The Air Creation GT and Clipper are a series of French two-seat flying wing ultralight trikes that was designed and produced by Air Creation.

==Design and development==
The GT series features a cable-braced hang glider-style high-wing, weight-shift controls, a tandem-seat, open cockpit, tricycle landing gear and a single engine in pusher configuration.

The aircraft is made from bolted-together aluminium tubing, with its double-surface wing covered in Trilam sailcloth. Its 189 sqft area wing is supported by a single tube-type kingpost and uses an "A" frame control bar. A variety of wings and engines has been fitted to the GT carriage, to form new variants.

When equipped with a cockpit fairing, the aircraft is called the Clipper.
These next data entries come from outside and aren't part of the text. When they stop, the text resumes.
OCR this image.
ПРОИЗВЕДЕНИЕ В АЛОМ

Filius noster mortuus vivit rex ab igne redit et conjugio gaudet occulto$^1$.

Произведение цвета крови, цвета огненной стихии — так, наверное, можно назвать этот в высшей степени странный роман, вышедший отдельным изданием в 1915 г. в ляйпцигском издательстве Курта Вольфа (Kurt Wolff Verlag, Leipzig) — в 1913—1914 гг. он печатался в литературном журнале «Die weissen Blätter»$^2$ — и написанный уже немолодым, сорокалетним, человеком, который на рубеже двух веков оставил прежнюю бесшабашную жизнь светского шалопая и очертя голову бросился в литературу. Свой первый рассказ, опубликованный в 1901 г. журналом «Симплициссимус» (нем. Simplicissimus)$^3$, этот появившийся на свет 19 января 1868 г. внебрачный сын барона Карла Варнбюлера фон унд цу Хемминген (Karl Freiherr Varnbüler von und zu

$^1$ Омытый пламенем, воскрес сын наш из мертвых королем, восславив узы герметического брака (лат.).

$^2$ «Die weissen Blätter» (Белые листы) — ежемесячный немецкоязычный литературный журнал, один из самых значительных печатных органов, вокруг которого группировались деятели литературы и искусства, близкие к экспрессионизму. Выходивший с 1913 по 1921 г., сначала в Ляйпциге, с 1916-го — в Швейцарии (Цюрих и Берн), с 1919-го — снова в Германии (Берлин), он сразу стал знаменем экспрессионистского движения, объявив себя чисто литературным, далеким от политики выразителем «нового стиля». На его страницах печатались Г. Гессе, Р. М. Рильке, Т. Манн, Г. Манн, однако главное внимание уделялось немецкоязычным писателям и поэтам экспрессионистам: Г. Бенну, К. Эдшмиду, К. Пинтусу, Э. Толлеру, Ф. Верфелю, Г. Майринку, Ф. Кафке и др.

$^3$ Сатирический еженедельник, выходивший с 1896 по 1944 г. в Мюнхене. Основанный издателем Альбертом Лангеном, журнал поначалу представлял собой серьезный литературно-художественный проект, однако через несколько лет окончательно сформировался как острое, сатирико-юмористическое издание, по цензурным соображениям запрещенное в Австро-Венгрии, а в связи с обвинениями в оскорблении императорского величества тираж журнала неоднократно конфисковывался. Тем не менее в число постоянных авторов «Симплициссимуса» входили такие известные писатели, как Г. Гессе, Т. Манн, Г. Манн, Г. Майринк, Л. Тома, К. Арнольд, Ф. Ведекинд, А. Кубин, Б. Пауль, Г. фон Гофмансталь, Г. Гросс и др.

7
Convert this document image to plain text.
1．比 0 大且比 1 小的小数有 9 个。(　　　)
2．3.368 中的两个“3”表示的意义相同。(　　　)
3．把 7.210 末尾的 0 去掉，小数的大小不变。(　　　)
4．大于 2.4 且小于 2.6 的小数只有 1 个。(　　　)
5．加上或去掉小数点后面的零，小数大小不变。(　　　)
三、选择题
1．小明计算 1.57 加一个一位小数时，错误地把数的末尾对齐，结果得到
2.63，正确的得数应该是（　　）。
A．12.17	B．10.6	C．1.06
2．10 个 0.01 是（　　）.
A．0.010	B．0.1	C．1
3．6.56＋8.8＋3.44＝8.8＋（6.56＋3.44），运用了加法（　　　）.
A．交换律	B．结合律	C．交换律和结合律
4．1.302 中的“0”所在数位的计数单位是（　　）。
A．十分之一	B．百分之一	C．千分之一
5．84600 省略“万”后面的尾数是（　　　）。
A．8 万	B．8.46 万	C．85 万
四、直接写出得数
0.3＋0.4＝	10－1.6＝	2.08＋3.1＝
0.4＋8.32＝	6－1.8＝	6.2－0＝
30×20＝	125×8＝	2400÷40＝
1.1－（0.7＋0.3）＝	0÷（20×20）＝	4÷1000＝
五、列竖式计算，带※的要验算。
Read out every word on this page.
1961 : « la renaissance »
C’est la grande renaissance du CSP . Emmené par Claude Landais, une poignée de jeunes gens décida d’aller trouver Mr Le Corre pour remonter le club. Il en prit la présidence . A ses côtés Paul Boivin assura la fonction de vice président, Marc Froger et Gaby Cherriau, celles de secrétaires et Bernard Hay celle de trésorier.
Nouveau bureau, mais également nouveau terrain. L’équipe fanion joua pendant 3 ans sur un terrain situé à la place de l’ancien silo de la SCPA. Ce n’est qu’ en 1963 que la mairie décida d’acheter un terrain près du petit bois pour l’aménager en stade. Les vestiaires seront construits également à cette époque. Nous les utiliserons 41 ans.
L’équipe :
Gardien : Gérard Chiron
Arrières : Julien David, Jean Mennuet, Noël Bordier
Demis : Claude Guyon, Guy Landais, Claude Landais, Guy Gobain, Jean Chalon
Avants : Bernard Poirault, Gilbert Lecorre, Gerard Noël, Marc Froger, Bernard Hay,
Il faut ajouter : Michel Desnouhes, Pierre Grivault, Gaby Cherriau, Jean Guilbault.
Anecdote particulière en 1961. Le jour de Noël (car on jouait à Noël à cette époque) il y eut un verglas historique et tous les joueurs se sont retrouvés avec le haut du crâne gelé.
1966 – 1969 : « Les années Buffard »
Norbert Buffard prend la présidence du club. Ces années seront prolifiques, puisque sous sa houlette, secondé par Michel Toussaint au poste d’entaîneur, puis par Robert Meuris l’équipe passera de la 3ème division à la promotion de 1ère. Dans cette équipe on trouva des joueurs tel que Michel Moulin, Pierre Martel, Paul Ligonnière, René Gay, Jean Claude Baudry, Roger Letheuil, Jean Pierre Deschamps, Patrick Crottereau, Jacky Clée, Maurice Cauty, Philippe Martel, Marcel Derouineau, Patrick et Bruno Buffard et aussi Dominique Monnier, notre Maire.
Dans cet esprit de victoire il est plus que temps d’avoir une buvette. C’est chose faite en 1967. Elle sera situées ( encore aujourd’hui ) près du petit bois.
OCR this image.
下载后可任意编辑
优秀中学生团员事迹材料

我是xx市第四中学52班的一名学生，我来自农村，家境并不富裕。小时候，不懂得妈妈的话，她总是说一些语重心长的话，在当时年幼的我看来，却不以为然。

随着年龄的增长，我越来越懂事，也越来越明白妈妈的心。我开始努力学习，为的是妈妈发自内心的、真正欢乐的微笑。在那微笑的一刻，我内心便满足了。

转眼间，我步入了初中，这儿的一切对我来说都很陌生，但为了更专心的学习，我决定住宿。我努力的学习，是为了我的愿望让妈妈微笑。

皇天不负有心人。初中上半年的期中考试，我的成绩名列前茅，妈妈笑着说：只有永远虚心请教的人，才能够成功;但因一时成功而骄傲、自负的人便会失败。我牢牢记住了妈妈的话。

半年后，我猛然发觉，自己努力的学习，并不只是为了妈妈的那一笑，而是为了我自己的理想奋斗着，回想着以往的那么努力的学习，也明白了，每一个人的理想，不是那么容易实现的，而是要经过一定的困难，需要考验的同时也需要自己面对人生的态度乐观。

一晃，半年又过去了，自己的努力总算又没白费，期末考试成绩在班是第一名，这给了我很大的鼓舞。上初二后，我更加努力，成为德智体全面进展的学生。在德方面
The GT series can be fitted with the later-designed Air Creation NuviX wing.

The GT was replaced in production by the Air Creation Skypper.

==Variants==
- GT-BI
Version with XP-15 wing, center of gravity adjustable sliding keel, pneumatic suspension of all three landing gear wheels and a steerable nose wheel equipped with a drum brake. The engine is a Rotax 503 of 50 hp
- Kiss 400 GTE 582
Version with the Kiss 400 wing, rated for 400 kg and Rotax 582 engine of 64 hp
- Kiss 450 GTE 582
Version with the Kiss 450 wing, rated for 450 kg and Rotax 582 engine of 64 hp
- Mild GTE 582 Float
Version with the Mild wing and Rotax 582 engine of 64 hp and dual floats for water operations.
- XP-12 Buggy 582 SL
Version with the XP-12 wing and Rotax 582 engine of 64 hp and float for water operations.
- MILD-GTE 503 SL
Version with the MILD wing of 178 sqft and Rotax 503 engine of 50 hp
- MILD-GTE 582
Version with the MILD wing of 178 sqft and Rotax 582 engine of 64 hp
- XP-GTE 582 SL
Version with the XP wing and Rotax 582 engine of 64 hp
- XP-Buggy
Version with the XP wing and Rotax 582 engine of 64 hp
- iXess Clipper 582
Version with a fairing, the iXess wing and Rotax 582 engine of 64 hp.
- XP-17 Clipper 912
Version with a fairing, the XP-17 wing and Rotax 912 four stroke engine of 80 hp.